Old Rag Mountain is undoubtedly one of the most sought-after day hikes in Shenandoah National Park. Just a two-hour drive from D.C., you will find this hike to be quite crowded on weekends.
The parking lot is your first indication of the popularity of this hike. By 9 a.m. on a Saturday, the lot can be half full. It is best to get to the trail as early in the morning as you can to avoid crowds and lines. This hike has some challenging routes that are fun to figure out, and you will not get the chance to solve the puzzle if there is a line at difficult points.
Make sure you bring enough water, especially when it is hot or very cold, because this hike is physically demanding. Bring a snack or lunch to enjoy at the peak of the mountain, where you will be able to eat your lunch with some of the best views in Shenandoah.

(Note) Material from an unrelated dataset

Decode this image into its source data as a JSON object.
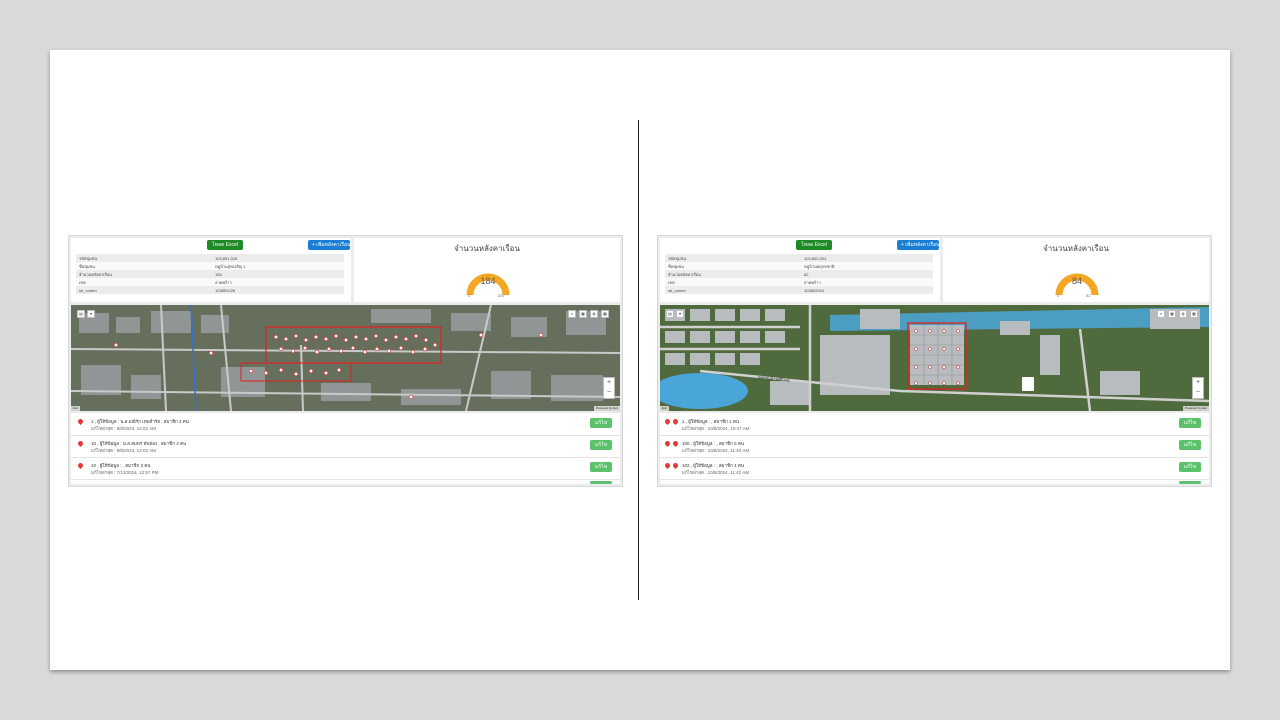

Old Rag is notorious for its switchbacks in the beginning of the hike and its rock scramble closer to the peak. You will squeeze through narrow passages, grip your way up gigantic granite boulders, and walk along the edge of the mountain. This hike can be dangerous, so be prepared. If you are inexperienced with scrambling or uncomfortable with heights, do not do this hike alone—bring a buddy! In addition, due to narrow passages, you will likely have trouble squeezing through with a large pack. Unless you are training, it is best to bring a small daypack. Boots are not recommended because they are heavy and bulky; try trail-running shoes.
The first 0.75 miles of the hike is a paved road to the trailhead. The next 3 miles consist of an uphill climb through switchbacks and dense forest, and depending on the rain, some small waterfalls. Closer to the tree line, the terrain becomes very rocky. During the rockier part of the hike, it is extremely important to follow the light-blue-blazed trail. Following the blazes will give you the easiest routes to your destination. There are about five false summits on this hike. Keep going; it’s worth it.
After you have finished enjoying your time at the top of Old Rag Mountain, it is time to begin your descent. This portion of the hike pounds your knees. You will be tired and therefore more likely to fall, so take extra precaution. The rocky path meets up with the Old Rag Fire Road, and at this point you are only 3.3 miles away from the parking lot. Toward the end of the fire road, marked on the map is a spot near the river where you can take your shoes off and soak your feet in some ice-cold river water near a small waterfall, a very refreshing treat after tramping down the mountain.
Throughout the shady forested portions of Old Rag, you may come across black bears. Be sure to read up on what to do when you encounter a black bear before your hike!